In the HR Services & Solutions business unit, the steps taken to improve profitability have already made an impact: EBIT margin rose by 8.2 percentage points from -15.3 in the previous fiscal to -7.1. Correspondingly, EBIT amounted to -4 million euros, up from -8.3 million euros in fiscal 2010/11. These improvements to organisational and operating processes are ongoing. The business unit's revenues rose from 54.2 million euros to 56.4 million euros. Order backlog remained almost steady at 113.1 million euros on 31 March 2012 (31 March 2011: 113.5 million euros).

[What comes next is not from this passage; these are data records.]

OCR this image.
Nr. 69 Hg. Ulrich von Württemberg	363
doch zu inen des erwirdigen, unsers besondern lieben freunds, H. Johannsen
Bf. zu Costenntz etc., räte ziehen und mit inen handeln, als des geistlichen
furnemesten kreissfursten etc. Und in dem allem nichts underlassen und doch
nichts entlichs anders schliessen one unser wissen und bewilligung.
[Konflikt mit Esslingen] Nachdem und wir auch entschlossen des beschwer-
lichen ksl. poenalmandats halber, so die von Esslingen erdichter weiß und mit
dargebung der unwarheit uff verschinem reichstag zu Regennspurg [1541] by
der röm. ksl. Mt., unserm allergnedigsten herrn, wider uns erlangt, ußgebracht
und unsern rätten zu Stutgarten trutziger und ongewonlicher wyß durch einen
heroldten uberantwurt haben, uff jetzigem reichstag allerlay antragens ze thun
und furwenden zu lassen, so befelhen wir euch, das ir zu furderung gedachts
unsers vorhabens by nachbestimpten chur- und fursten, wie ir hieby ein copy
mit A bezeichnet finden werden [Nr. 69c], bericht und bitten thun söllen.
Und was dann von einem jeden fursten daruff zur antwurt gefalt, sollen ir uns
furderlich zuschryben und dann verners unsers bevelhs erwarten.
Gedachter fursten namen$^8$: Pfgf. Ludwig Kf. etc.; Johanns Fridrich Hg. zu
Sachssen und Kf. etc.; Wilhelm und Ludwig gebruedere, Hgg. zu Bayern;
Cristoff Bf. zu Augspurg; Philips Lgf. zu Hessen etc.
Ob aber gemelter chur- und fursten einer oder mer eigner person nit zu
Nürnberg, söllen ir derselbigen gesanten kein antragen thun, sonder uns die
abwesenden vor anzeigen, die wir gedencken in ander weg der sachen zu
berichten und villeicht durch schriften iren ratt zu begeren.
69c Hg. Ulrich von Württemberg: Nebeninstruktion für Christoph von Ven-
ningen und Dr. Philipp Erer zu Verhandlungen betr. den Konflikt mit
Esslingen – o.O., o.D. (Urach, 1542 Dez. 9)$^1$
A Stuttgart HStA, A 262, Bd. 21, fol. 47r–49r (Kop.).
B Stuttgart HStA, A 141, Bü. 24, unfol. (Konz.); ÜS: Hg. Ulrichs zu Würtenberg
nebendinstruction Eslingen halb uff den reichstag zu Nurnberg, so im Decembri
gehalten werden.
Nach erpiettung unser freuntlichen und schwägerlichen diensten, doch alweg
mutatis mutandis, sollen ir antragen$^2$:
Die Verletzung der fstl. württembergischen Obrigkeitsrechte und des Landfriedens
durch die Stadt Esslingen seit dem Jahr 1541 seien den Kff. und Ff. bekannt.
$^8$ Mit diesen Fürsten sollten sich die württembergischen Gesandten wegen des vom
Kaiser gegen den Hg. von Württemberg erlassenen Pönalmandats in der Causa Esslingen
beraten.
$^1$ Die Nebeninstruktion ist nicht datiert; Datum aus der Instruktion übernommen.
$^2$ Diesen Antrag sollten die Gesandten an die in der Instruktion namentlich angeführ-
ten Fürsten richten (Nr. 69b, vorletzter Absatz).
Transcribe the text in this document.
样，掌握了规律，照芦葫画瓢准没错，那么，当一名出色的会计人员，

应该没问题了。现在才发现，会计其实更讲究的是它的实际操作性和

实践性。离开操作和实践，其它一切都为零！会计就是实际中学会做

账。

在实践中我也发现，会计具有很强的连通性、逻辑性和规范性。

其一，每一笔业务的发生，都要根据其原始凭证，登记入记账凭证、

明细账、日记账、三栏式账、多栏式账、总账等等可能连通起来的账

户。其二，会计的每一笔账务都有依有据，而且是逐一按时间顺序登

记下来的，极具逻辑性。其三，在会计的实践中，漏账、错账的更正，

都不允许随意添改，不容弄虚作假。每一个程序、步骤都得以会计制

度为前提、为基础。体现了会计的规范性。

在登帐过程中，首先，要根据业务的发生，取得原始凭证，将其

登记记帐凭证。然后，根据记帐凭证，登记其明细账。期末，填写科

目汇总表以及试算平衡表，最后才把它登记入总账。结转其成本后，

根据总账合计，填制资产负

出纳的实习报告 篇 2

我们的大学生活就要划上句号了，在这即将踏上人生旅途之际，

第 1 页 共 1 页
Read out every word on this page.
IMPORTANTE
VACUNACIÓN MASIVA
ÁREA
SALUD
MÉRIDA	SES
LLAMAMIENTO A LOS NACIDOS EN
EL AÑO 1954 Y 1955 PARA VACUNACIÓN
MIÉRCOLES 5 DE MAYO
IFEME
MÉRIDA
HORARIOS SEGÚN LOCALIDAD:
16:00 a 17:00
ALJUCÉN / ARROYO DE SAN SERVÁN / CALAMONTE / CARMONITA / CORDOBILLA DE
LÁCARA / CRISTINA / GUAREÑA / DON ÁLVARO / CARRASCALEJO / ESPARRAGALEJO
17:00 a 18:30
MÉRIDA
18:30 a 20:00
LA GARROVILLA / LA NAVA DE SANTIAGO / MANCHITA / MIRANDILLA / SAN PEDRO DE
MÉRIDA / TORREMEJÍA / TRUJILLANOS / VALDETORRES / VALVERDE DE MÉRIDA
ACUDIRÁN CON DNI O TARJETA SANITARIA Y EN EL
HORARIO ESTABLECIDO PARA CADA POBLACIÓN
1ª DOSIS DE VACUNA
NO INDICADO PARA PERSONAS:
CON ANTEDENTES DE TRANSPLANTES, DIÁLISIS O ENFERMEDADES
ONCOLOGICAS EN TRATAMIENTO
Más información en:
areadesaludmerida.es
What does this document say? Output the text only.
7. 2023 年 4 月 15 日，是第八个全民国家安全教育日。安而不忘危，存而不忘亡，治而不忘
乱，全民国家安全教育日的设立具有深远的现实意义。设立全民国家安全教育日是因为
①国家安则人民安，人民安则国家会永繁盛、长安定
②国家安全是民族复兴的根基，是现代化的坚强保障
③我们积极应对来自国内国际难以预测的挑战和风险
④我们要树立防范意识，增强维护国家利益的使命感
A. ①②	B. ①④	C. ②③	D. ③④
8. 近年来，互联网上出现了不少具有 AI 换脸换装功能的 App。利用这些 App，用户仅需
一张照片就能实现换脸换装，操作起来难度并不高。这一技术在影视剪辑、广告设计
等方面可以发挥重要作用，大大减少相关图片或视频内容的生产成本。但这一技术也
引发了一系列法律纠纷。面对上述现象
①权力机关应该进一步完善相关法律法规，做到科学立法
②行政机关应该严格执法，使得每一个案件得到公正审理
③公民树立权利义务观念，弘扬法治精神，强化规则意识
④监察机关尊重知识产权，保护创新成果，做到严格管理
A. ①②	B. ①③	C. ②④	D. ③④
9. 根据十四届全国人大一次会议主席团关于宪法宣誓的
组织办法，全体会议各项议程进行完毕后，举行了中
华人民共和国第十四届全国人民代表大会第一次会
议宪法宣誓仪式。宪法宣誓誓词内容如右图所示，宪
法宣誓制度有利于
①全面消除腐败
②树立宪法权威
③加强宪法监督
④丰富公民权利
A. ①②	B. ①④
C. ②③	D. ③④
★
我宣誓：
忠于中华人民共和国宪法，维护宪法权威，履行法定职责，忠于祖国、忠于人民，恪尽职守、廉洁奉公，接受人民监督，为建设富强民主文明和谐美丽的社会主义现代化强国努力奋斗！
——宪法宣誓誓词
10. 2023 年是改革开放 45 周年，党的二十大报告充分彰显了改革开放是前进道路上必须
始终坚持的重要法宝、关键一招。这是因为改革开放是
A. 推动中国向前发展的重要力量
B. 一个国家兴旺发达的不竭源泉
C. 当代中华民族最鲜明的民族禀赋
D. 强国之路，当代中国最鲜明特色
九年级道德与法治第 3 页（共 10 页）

The IT Consulting business unit recorded revenues of 14.8 million euros, up from 12.2 million euros. Its EBIT of -460 thousand euros generated an EBIT margin of -3.1 per cent (compared to -550 thousand euros; -4.5 per cent the previous year). The negative result can be largely attributed to increased investments in future growth areas such as in-memory computing with SAP HANA.

"In light of the overall economic situation, business development has been overwhelmingly positive," says Dr. Heiner Diefenbach, CEO of TDS AG. "The steps we have taken to return to profitability have been successful - the company is now on a firm footing. In addition, we are planning further investments at our headquarters at Neckarsulm and our other sites in Germany, Austria and Switzerland, laying the foundations for TDS' future growth."

Overall, despite the forecast economic slowdown and the European sovereign debt crisis, the Executive Board expect TDS' future business development to be stable. Owing to the costs of a one-off improvement programme in the HR Services segment, a negative result is expected in the coming fiscal year.